I would like to build a subwoofer with an SDX12 in a sealed box I was thinking of using the BASH 500W Amp. I have been given specs from Bob at CSS they are as follows:

Fs: 21.3
Re: 3.72
Le: 1.38
Qes: .414 
Qms: 3.962
Qts: .374
Vas: 67.47
Sd: 490.9
BL: 18.38
Mms: 275.9
SPL: 84.01
Xmax 28mm

I have tried to make WinISD utilize these parameters to show me what the optimal enclosure size would be but am having difficulty. It keeps giving me error messages and won't let me even close the program I have to unistall it to close.

Can someone help me here?


----------



## fusseli (May 1, 2007)

Welcome to HTS!

It looks like 1.0cuft would be ideal sealed performance, and if you wanted the smaller you could try down to 0.6cuft and make sure it's fully stuffed.


----------



## 9niceFinish (Feb 22, 2013)

.60 cu.ft ???? For a 12" sub ???? That is almost impossible . How is the sub even going to fit I the box!!!! I just built a set of Speakers in .5 cu.ft box!!!

Anyway check the member build thread you are not the first person to build this sub. If you have some dimension restrictions then post them up and there are plenty of people that can help you out!!!


----------



## Creative Sound (Mar 29, 2007)

Hi,

I'm behind in getting things up but look at the new DUET items on the website.
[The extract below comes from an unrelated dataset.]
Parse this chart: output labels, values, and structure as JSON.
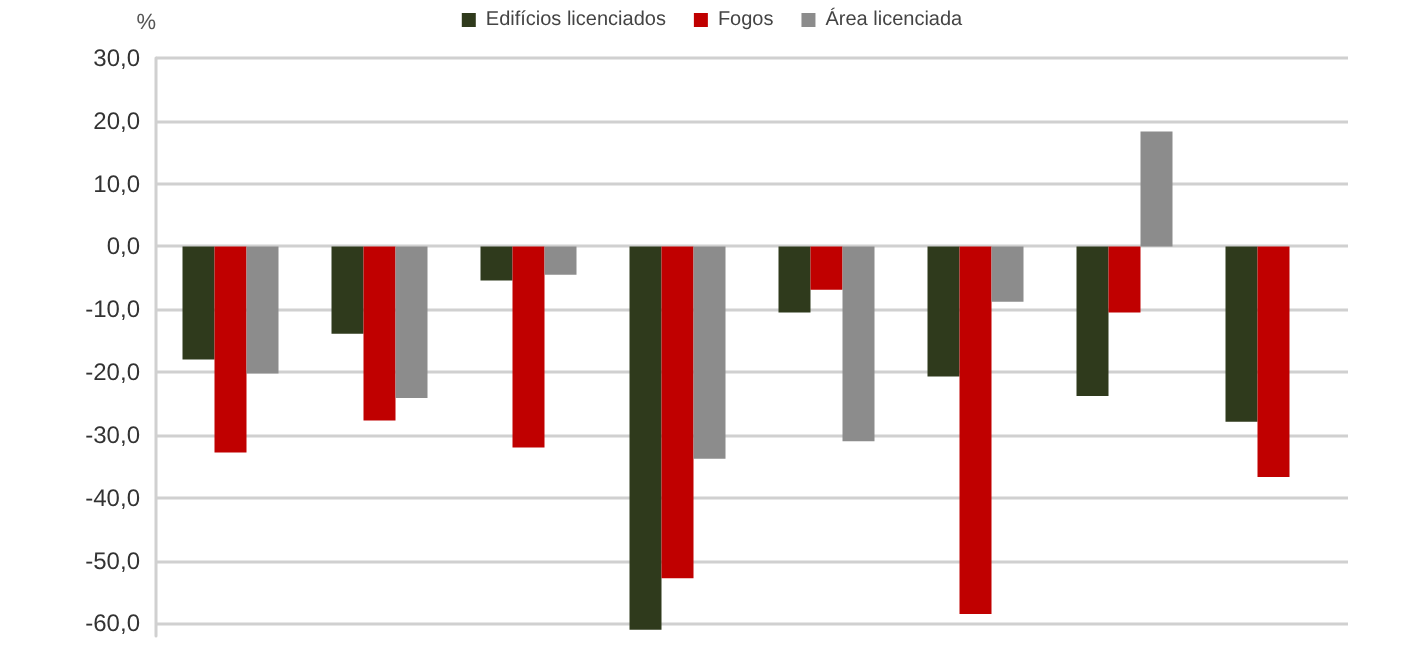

There is modeling for both 15" and 18" sealed cubes with 4 different plate amps.

Duet SDX12A
Duet SDX12B
Duet SDX12C
Duet SDX12D

Bob


----------



## fusseli (May 1, 2007)

9niceFinish said:


> .60 cu.ft ???? For a 12" sub ???? That is almost impossible . How is the sub even going to fit I the box!!!! I just built a set of Speakers in .5 cu.ft box!!!
> 
> Anyway check the member build thread you are not the first person to build this sub. If you have some dimension restrictions then post them up and there are plenty of people that can help you out!!!


A 13"-14" cube with bracing would be pretty close to 0.6cuft net.


----------